Lo que pasó con Irán fue que un gobierno parlamentario nacionalista conservador estaba intentando recuperar el control de los recursos de su país, que hasta entonces habían estado en manos de una compañía británica, la Anglo-Persian, que después pasó a llamarme Anglo-Iranian. Esta empresa había firmado unos contratos con 1os dirigentes de Irán que eran pura extorsión y un robo: a los iraníes no les daban nada, mientras que los británicos se iban al banco más contentos que unas pascuas.

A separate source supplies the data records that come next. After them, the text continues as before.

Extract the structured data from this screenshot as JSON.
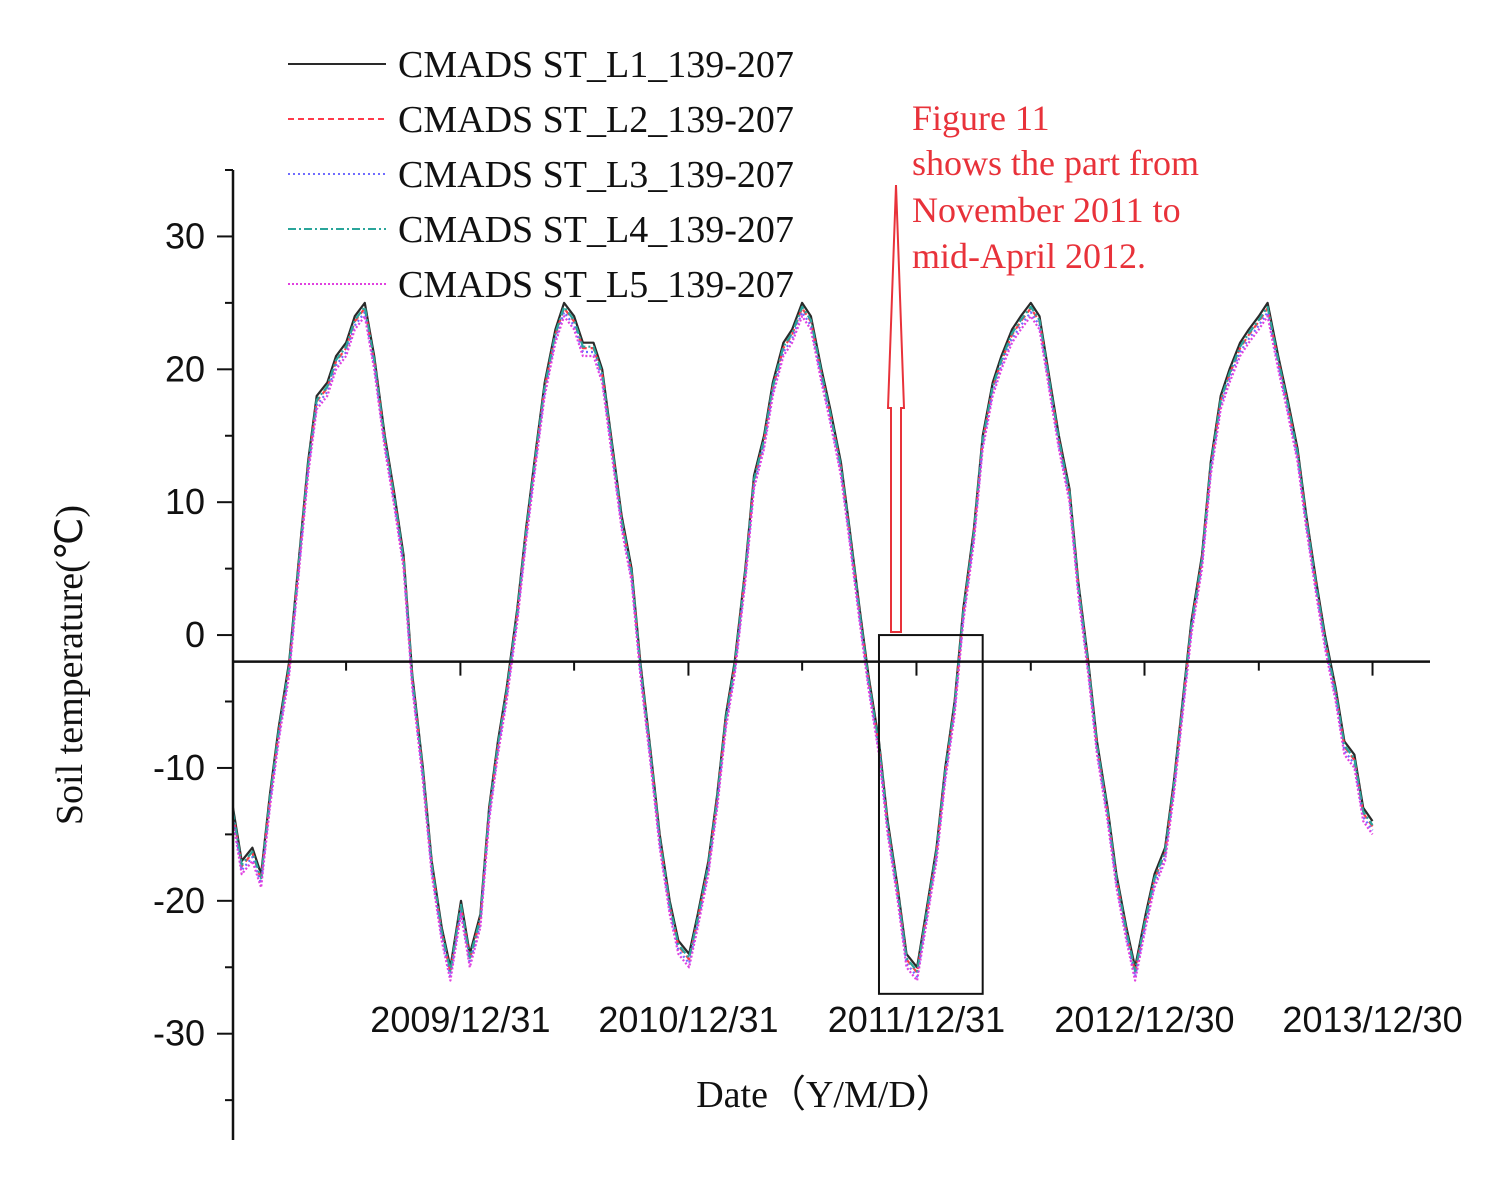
{
  "chart_data": {
    "type": "line",
    "xlabel": "Date（Y/M/D）",
    "ylabel": "Soil temperature(℃)",
    "ylim": [
      -38,
      35
    ],
    "xlim": [
      "2009-01-01",
      "2014-04-01"
    ],
    "yticks": [
      30,
      20,
      10,
      0,
      -10,
      -20,
      -30
    ],
    "xticks": [
      {
        "date": "2009-12-31",
        "label": "2009/12/31"
      },
      {
        "date": "2010-12-31",
        "label": "2010/12/31"
      },
      {
        "date": "2011-12-31",
        "label": "2011/12/31"
      },
      {
        "date": "2012-12-30",
        "label": "2012/12/30"
      },
      {
        "date": "2013-12-30",
        "label": "2013/12/30"
      }
    ],
    "baseline_y": -2,
    "series": [
      {
        "name": "CMADS ST_L1_139-207",
        "color": "#2a2a2a",
        "dash": "",
        "offset": 0.0
      },
      {
        "name": "CMADS ST_L2_139-207",
        "color": "#ff3b4a",
        "dash": "6,4",
        "offset": -0.4
      },
      {
        "name": "CMADS ST_L3_139-207",
        "color": "#6f6cff",
        "dash": "2,3",
        "offset": -0.7
      },
      {
        "name": "CMADS ST_L4_139-207",
        "color": "#2aa59a",
        "dash": "8,3,2,3",
        "offset": -0.3
      },
      {
        "name": "CMADS ST_L5_139-207",
        "color": "#e040e0",
        "dash": "2,2",
        "offset": -1.0
      }
    ],
    "points": [
      [
        "2009-01-01",
        -13
      ],
      [
        "2009-01-15",
        -17
      ],
      [
        "2009-02-01",
        -16
      ],
      [
        "2009-02-15",
        -18
      ],
      [
        "2009-03-01",
        -12
      ],
      [
        "2009-03-15",
        -7
      ],
      [
        "2009-04-01",
        -2
      ],
      [
        "2009-04-15",
        5
      ],
      [
        "2009-05-01",
        13
      ],
      [
        "2009-05-15",
        18
      ],
      [
        "2009-06-01",
        19
      ],
      [
        "2009-06-15",
        21
      ],
      [
        "2009-07-01",
        22
      ],
      [
        "2009-07-15",
        24
      ],
      [
        "2009-07-31",
        25
      ],
      [
        "2009-08-15",
        21
      ],
      [
        "2009-09-01",
        15
      ],
      [
        "2009-09-15",
        11
      ],
      [
        "2009-10-01",
        6
      ],
      [
        "2009-10-15",
        -3
      ],
      [
        "2009-11-01",
        -10
      ],
      [
        "2009-11-15",
        -17
      ],
      [
        "2009-12-01",
        -22
      ],
      [
        "2009-12-15",
        -25
      ],
      [
        "2010-01-01",
        -20
      ],
      [
        "2010-01-15",
        -24
      ],
      [
        "2010-02-01",
        -21
      ],
      [
        "2010-02-15",
        -13
      ],
      [
        "2010-03-01",
        -8
      ],
      [
        "2010-03-15",
        -4
      ],
      [
        "2010-04-01",
        2
      ],
      [
        "2010-04-15",
        8
      ],
      [
        "2010-05-01",
        14
      ],
      [
        "2010-05-15",
        19
      ],
      [
        "2010-06-01",
        23
      ],
      [
        "2010-06-15",
        25
      ],
      [
        "2010-07-01",
        24
      ],
      [
        "2010-07-15",
        22
      ],
      [
        "2010-08-01",
        22
      ],
      [
        "2010-08-15",
        20
      ],
      [
        "2010-09-01",
        14
      ],
      [
        "2010-09-15",
        9
      ],
      [
        "2010-10-01",
        5
      ],
      [
        "2010-10-15",
        -2
      ],
      [
        "2010-11-01",
        -9
      ],
      [
        "2010-11-15",
        -15
      ],
      [
        "2010-12-01",
        -20
      ],
      [
        "2010-12-15",
        -23
      ],
      [
        "2011-01-01",
        -24
      ],
      [
        "2011-01-15",
        -21
      ],
      [
        "2011-02-01",
        -17
      ],
      [
        "2011-02-15",
        -12
      ],
      [
        "2011-03-01",
        -6
      ],
      [
        "2011-03-15",
        -2
      ],
      [
        "2011-04-01",
        5
      ],
      [
        "2011-04-15",
        12
      ],
      [
        "2011-05-01",
        15
      ],
      [
        "2011-05-15",
        19
      ],
      [
        "2011-06-01",
        22
      ],
      [
        "2011-06-15",
        23
      ],
      [
        "2011-07-01",
        25
      ],
      [
        "2011-07-15",
        24
      ],
      [
        "2011-08-01",
        20
      ],
      [
        "2011-08-15",
        17
      ],
      [
        "2011-09-01",
        13
      ],
      [
        "2011-09-15",
        8
      ],
      [
        "2011-10-01",
        2
      ],
      [
        "2011-10-15",
        -3
      ],
      [
        "2011-11-01",
        -8
      ],
      [
        "2011-11-15",
        -14
      ],
      [
        "2011-12-01",
        -19
      ],
      [
        "2011-12-15",
        -24
      ],
      [
        "2012-01-01",
        -25
      ],
      [
        "2012-01-15",
        -21
      ],
      [
        "2012-02-01",
        -16
      ],
      [
        "2012-02-15",
        -10
      ],
      [
        "2012-03-01",
        -5
      ],
      [
        "2012-03-15",
        2
      ],
      [
        "2012-04-01",
        8
      ],
      [
        "2012-04-15",
        15
      ],
      [
        "2012-05-01",
        19
      ],
      [
        "2012-05-15",
        21
      ],
      [
        "2012-06-01",
        23
      ],
      [
        "2012-06-15",
        24
      ],
      [
        "2012-07-01",
        25
      ],
      [
        "2012-07-15",
        24
      ],
      [
        "2012-08-01",
        19
      ],
      [
        "2012-08-15",
        15
      ],
      [
        "2012-09-01",
        11
      ],
      [
        "2012-09-15",
        4
      ],
      [
        "2012-10-01",
        -2
      ],
      [
        "2012-10-15",
        -8
      ],
      [
        "2012-11-01",
        -13
      ],
      [
        "2012-11-15",
        -18
      ],
      [
        "2012-12-01",
        -22
      ],
      [
        "2012-12-15",
        -25
      ],
      [
        "2013-01-01",
        -21
      ],
      [
        "2013-01-15",
        -18
      ],
      [
        "2013-02-01",
        -16
      ],
      [
        "2013-02-15",
        -11
      ],
      [
        "2013-03-01",
        -5
      ],
      [
        "2013-03-15",
        1
      ],
      [
        "2013-04-01",
        6
      ],
      [
        "2013-04-15",
        13
      ],
      [
        "2013-05-01",
        18
      ],
      [
        "2013-05-15",
        20
      ],
      [
        "2013-06-01",
        22
      ],
      [
        "2013-06-15",
        23
      ],
      [
        "2013-07-01",
        24
      ],
      [
        "2013-07-15",
        25
      ],
      [
        "2013-08-01",
        21
      ],
      [
        "2013-08-15",
        18
      ],
      [
        "2013-09-01",
        14
      ],
      [
        "2013-09-15",
        9
      ],
      [
        "2013-10-01",
        4
      ],
      [
        "2013-10-15",
        0
      ],
      [
        "2013-11-01",
        -4
      ],
      [
        "2013-11-15",
        -8
      ],
      [
        "2013-12-01",
        -9
      ],
      [
        "2013-12-15",
        -13
      ],
      [
        "2013-12-30",
        -14
      ]
    ],
    "highlight": {
      "from": "2011-11-01",
      "to": "2012-04-15",
      "ymin": -27,
      "ymax": 0
    }
  },
  "legend": [
    "CMADS ST_L1_139-207",
    "CMADS ST_L2_139-207",
    "CMADS ST_L3_139-207",
    "CMADS ST_L4_139-207",
    "CMADS ST_L5_139-207"
  ],
  "annotation": {
    "lines": [
      "Figure 11",
      "shows the part from",
      "November 2011 to",
      "mid-April 2012."
    ],
    "color": "#e8323a"
  }
}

Desde hacía tiempo Mossadegh venía criticando esta subordinación a la política imperialista. Y una serie de revueltas populares empujaron al sha a nombrarlo primer ministro. Mossadegh nacionalizó la industria, lo cual tenía todo el sentido del mundo. Y los británicos se pusieron hechos unas furias. De ningún modo querían llegar a los compromisos que habían aceptado las empresas petrolíferas estadounidenses en Arabia Saudí. Ellos querían seguir robando a los iraníes sin ninguna cortapisa. Y eso provocó una revuelta popular inmensa en apoyo de la nacionalización.

Irán contaba con una larga tradición democrática que incluía elementos como el maijlis, el Parlamento. Y el sha no podía eliminarlo. Al final, un golpe de Estado orquestado conjuntamente por Reino Unido y Estados Unidos logró derrocar a Mossadegh y restaurar al sha en el poder, iniciando así veinticinco años de terror, atrocidades y violencia, que desembocaron en la revolución de 1979 y en la expulsión del sha.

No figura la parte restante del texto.